"On commence à 5h mais on ne sait jamais quand on finit"
Le métier de chauffeur routier n'attire plus. Pour quelles raisons? Reportage à bord du semi-remorque du Gruérien François Oberson.

Et s’il n’y avait bientôt plus de chauffeurs poids lourd pour assurer le transport de marchandises sur la route? Souvenez-vous de ces scènes surréalistes au Royaume-Uni, en fin d’année dernière, où des colonnes de voitures patientaient devant des stations-services pour faire le plein d'essence. Depuis le Brexit, acté en 2021, il n’y a plus assez de chauffeurs poids lourd dans le pays pour livrer du carburant. Selon différents calculs, le Royaume-Uni aurait besoin de 100'000 personnes supplémentaires pour correctement tourner.
Le problème s’observe partout en Europe et la Suisse et le canton de Fribourg ne font pas exception. Sur les 5’000 nouveaux chauffeurs nécessaires pour compenser les départs, chaque année, dans notre pays, la moitié vient de l’étranger; en provenance de Bulgarie, de Slovaquie ou encore du Portugal.
Pénurie locale également
Chaque jour, au cœur de la société de transport Emile-Egger à Avenches, plusieurs camions restent cloués au garage et ne roulent pas. "On a vraiment beaucoup de peine à juguler cette pénurie de chauffeurs. Un véhicule amène sur l'année un chiffre d'affaire de 300'000 francs, je vous laisse donc faire le calcul si plusieurs camions ne roulent pas", souffle le directeur de la société, le Fribourgeois Eric Collomb. Pour tenter de pallier cette pénurie, l'entreprise a mis en place une structure de formation accélérée interne qui est offerte aux personnes désireuses d'entamer une reconversion professionnelle.
Parmi les jeunes, le métier peine aussi à créer des vocations. En moyenne, seules 300 personnes se lancent chaque année dans une formation CFC de chauffeurs poids lourd. "Aujourd'hui, il y a tellement de stress sur la route que plus grand monde n'est motivé à se lancer dans le métier", regrette le Fribourgeois François Oberson. A 69 ans, ce chauffeur poids lourd fait ce métier depuis 52 ans. "On commence à 5h du matin mais on ne sait jamais quand on finit. C'est très très difficile d'avoir une vie privée et familiale", lâche celui qui a parcouru 4,5 millions de kilomètres sur les routes de Suisse.

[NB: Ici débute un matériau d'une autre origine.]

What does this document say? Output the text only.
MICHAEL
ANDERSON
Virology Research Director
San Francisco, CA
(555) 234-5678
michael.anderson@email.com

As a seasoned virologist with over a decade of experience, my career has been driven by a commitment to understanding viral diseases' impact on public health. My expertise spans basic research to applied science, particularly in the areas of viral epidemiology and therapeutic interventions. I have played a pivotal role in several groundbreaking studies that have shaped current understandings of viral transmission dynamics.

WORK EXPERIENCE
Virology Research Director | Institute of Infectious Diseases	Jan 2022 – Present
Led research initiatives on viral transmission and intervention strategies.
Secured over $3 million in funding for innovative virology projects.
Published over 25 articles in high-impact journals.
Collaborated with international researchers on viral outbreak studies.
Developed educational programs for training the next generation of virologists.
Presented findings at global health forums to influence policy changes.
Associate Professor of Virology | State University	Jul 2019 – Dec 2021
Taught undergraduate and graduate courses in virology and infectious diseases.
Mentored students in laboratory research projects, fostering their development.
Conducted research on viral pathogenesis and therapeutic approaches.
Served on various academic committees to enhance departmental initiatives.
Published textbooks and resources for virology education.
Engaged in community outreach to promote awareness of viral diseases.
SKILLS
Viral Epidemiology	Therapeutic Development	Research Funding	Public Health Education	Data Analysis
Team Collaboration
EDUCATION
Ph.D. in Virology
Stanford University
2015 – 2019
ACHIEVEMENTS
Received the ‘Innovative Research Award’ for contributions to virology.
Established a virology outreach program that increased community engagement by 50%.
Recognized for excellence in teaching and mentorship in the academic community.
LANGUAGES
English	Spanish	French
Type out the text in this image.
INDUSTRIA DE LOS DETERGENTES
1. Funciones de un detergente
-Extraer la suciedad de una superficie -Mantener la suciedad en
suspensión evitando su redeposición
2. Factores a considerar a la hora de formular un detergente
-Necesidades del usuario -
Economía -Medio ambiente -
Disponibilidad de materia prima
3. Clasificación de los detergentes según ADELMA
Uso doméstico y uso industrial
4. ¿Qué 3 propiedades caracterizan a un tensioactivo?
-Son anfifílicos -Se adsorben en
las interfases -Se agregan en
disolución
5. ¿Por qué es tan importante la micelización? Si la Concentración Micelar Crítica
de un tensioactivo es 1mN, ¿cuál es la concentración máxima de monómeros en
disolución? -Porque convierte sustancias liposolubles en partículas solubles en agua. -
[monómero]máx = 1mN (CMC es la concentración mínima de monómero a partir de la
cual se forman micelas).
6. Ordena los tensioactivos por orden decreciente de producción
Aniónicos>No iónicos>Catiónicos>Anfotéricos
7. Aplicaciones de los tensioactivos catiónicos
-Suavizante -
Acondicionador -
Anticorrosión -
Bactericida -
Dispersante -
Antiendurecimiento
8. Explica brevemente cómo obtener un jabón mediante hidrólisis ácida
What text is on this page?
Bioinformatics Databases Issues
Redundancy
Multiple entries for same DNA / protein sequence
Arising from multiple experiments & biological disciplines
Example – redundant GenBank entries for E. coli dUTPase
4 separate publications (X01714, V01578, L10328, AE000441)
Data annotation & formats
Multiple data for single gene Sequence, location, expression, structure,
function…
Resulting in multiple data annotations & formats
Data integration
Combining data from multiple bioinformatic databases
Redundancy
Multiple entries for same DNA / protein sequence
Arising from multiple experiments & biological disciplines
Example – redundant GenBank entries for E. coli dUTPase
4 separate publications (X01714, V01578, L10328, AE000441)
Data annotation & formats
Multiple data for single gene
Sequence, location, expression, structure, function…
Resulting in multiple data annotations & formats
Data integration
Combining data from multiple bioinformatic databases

Revalorisation du métier nécessaire
Pour l'association suisse des routiers, le problème vient surtout du côté du salaire jugé trop faible. Selon une estimation du syndicat, le salaire médian d’un chauffeur se monte à 4'700 francs par mois en Suisse. À Fribourg, la convention collective négociée assure au minimum un salaire mensuel de 4'800 francs pour un chauffeur expérimenté.
"Certains chauffeurs ne gagnent pas 20 francs de l'heure alors qu'ils ont la responsabilité d'un camion d'une valeur de trois, quatre, cinq cent mille francs, ça m'attriste beaucoup, lance François Oberson. On est en train de lancer une initiative populaire, un peu dans la même logique que celle lancée par les infirmières, pour tenter de valoriser le métier."